The process of powder coating was developed for industrial purposes in the early 1960s. Traditional paint is applied wet, with pigments and resins suspended in a liquid that evaporates during drying, leaving only the paint on the object. Powder coating, on the other hand, relies on static electricity to adhere an already dry paint powder to clean metal. The object is then baked, causing the paint to melt, and form a rock-hard finish. The resulting finish is both stronger and thinner than wet applications.


Starting in 1823, the British scientist Michael Faraday began his groundbreaking work in the field of electromagnetic studies. In addition to laying the groundwork for modern electromagnetic technology, he also is given credit for discovering both the Faraday and the Faraday cage effect.

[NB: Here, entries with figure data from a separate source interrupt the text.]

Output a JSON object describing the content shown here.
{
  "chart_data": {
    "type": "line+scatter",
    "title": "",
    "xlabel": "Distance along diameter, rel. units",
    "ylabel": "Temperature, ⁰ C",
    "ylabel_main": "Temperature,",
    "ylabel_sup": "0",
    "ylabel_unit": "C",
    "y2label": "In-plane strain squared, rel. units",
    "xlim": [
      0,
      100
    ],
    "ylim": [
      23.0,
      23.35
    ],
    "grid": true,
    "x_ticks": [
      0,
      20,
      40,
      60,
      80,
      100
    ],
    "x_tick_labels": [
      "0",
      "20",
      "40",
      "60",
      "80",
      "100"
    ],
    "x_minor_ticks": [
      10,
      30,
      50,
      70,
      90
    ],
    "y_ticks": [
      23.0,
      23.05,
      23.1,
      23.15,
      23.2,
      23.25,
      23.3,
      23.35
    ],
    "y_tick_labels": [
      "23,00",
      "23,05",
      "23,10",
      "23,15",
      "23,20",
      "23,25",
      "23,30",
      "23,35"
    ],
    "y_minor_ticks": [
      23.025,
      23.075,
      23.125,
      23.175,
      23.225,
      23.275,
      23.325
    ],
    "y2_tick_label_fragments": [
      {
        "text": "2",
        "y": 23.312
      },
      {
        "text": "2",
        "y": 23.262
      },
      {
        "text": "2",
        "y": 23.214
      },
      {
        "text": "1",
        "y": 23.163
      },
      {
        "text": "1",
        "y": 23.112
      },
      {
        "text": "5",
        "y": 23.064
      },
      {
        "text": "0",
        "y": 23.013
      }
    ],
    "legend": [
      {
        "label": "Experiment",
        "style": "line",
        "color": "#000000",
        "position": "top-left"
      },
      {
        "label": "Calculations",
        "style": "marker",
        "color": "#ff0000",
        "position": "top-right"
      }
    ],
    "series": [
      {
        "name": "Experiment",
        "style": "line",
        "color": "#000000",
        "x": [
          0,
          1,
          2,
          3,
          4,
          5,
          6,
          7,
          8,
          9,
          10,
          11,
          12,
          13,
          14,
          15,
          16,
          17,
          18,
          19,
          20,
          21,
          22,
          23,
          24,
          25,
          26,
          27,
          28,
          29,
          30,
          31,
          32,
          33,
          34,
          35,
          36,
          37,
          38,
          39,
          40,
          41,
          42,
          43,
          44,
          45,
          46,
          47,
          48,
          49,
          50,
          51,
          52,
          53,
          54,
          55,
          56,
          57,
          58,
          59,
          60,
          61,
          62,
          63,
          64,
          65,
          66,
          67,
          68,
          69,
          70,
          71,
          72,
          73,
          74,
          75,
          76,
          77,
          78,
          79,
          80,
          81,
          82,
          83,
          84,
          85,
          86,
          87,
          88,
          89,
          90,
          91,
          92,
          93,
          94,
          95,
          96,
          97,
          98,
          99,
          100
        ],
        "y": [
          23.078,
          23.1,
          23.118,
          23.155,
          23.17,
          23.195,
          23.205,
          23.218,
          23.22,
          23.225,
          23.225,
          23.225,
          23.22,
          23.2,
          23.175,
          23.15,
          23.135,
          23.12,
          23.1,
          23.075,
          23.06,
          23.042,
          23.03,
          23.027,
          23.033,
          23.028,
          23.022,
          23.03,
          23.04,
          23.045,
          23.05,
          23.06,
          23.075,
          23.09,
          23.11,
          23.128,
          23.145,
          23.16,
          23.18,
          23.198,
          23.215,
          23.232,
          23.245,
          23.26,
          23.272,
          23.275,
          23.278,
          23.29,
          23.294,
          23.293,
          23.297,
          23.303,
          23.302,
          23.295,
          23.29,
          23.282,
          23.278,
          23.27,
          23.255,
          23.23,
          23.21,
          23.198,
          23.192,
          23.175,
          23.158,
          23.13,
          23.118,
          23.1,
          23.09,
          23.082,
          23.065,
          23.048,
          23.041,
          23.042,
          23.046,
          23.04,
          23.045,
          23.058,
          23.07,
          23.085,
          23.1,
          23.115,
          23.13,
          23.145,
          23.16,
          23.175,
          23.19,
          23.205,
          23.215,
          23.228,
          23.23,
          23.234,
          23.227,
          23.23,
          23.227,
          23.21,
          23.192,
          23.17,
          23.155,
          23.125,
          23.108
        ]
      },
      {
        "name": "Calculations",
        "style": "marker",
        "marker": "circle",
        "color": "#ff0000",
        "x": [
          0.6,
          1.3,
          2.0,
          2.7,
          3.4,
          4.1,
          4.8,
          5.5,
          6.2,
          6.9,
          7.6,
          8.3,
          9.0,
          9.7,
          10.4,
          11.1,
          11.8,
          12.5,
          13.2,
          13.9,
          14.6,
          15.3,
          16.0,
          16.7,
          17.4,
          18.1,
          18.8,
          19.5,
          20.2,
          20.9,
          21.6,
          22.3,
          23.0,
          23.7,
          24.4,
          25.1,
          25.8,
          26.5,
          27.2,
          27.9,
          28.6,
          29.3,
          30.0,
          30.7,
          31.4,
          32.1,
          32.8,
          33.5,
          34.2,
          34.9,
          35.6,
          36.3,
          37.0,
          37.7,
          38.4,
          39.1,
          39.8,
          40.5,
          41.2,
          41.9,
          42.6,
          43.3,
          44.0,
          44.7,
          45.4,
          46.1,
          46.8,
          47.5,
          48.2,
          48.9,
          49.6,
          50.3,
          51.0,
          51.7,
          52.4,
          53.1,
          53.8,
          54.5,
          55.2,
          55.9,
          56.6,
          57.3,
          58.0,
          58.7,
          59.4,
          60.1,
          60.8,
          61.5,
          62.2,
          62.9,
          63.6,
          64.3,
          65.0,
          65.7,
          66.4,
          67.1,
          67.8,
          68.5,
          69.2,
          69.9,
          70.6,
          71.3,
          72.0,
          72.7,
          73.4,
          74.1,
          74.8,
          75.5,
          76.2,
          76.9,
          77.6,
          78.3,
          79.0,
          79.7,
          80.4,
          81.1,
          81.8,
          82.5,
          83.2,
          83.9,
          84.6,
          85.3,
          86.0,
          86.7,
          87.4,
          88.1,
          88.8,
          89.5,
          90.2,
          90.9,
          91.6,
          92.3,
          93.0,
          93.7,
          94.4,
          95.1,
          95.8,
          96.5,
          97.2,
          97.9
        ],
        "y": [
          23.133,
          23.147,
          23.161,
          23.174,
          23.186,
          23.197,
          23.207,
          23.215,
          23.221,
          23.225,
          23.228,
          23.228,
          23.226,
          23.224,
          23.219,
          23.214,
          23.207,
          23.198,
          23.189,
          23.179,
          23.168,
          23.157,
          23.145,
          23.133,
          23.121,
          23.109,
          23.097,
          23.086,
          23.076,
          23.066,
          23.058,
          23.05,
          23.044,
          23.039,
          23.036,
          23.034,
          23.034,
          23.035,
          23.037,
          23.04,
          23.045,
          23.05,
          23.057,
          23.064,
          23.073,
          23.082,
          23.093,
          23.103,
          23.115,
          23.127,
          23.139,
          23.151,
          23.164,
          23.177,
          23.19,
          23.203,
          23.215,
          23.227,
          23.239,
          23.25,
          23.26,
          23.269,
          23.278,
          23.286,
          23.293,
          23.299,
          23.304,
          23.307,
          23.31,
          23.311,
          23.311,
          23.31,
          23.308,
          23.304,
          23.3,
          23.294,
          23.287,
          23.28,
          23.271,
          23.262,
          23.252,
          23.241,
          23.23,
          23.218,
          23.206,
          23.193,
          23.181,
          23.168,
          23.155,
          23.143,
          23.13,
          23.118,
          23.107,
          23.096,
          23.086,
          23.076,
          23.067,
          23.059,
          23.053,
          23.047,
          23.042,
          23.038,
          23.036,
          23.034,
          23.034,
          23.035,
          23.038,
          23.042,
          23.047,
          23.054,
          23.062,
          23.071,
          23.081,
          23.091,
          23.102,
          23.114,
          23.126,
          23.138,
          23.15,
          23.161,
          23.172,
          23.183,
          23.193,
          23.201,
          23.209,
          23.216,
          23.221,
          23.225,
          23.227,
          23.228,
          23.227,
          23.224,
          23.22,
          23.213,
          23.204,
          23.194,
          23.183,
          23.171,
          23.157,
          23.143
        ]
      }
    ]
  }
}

Faraday observed that the interior of a charged conductor held no charge, a finding which came to known as the Faraday effect. This resistance directly related to the presence of electrostatic forces on the exterior of the conductor, the Faraday cage.


In powder coating, the charged particles themselves create resistance in the small corners, creating Faraday’s cages. This electrical field is a common, but endlessly frustrating problem for powder coating operators. An object with inside corners or an oddly shaped interior is pulled from the baking oven with unpainted edges. The then untreated metal is at high risk for corrosion. Though it can be touched up by hand, just a few small adjustments during the process may eliminate the issue.


To ensure more complete coverage, operators can decrease the output of the spray gun, or change the spraying angle of the gun itself, optimally reaching corners at an indirect angle. In addition, the area which the objects rest during the spray process should be checked periodically for paint build-up. This would result in the loss of grounding, which increases the Faraday cage effect. All equipment, grounding area, gun and nozzle included should be checked to ensure nothing is creating static resistance.